Coronavirus disease 2019 (COVID-19) remains a serious global threat. The metabolic analysis had been successfully applied in the efforts to uncover the pathological mechanisms and biomarkers of disease severity. Here we performed a quasi-targeted metabolomic analysis on 56 COVID-19 patients from Sierra Leone in western Africa, revealing the metabolomic profiles and the association with disease severity, which was confirmed by the targeted metabolomic analysis of 19 pairs of COVID-19 patients. A meta-analysis was performed on published metabolic data of COVID-19 to verify our findings.

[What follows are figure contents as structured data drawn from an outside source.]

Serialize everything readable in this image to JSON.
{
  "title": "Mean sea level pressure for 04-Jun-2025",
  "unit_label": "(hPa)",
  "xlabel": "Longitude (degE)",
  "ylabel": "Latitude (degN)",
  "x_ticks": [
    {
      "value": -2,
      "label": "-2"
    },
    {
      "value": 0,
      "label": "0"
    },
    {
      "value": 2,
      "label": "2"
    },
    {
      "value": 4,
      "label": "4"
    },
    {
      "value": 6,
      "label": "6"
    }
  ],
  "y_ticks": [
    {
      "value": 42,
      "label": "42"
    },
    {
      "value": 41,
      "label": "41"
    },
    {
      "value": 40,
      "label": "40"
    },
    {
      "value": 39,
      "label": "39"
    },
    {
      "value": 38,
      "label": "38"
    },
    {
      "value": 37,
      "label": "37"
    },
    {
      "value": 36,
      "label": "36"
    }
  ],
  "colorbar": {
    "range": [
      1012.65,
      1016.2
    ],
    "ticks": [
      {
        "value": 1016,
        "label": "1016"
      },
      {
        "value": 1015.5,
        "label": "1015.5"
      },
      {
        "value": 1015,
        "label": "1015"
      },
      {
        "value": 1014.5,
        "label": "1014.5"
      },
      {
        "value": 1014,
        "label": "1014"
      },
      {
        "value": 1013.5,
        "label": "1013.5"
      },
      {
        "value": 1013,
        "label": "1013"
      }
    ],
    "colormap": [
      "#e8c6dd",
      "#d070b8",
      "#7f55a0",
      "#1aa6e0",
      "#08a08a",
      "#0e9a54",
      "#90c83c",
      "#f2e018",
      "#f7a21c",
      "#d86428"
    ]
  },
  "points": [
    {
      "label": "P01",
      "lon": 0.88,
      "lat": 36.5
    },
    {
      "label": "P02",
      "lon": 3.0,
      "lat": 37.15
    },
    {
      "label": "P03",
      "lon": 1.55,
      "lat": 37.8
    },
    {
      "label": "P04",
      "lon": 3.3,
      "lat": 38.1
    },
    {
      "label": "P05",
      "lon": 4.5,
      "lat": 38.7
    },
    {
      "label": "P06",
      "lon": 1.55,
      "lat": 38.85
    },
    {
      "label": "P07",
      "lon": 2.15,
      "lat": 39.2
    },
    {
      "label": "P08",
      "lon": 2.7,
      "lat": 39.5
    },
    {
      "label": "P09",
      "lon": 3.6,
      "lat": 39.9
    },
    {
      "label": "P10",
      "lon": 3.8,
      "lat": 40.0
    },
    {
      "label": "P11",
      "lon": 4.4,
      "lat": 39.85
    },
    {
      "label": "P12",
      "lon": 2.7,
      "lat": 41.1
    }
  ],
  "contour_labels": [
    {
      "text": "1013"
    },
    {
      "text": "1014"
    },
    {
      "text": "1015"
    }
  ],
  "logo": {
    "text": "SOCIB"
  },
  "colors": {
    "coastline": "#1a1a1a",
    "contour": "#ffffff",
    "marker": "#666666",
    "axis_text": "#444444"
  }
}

Of the 596 identified metabolites, 58 showed significant differences between severe and nonsevere groups. The pathway enrichment of these differential metabolites revealed glutamine and glutamate metabolism as the most significant metabolic pathway (Impact = 0.5; −log10P = 1.959). Further targeted metabolic analysis revealed six metabolites with significant intergroup differences, with glutamine/glutamate ratio significantly associated with severe disease, negatively correlated with 10 clinical parameters and positively correlated with SPO2 (rs= 0.442, p = 0.005). Mini meta-analysis indicated elevated glutamate was related to increased risk of COVID-19 infection (pooled odd ratio [OR] = 2.02; 95% confidence interval [CI]: 1.17–3.50) and severe COVID-19 (pooled OR = 2.28; 95% CI: 1.14–4.56). In contrast, elevated glutamine related to decreased risk of infection and severe COVID-19, the pooled OR were 0.30 (95% CI: 0.20–0.44), and 0.44 (95% CI: 0.19–0.98), respectively. Glutamine and glutamate metabolism are associated with COVID-19 severity in multiple populations, which might confer potential therapeutic target of COVID-19, especially for severe patients.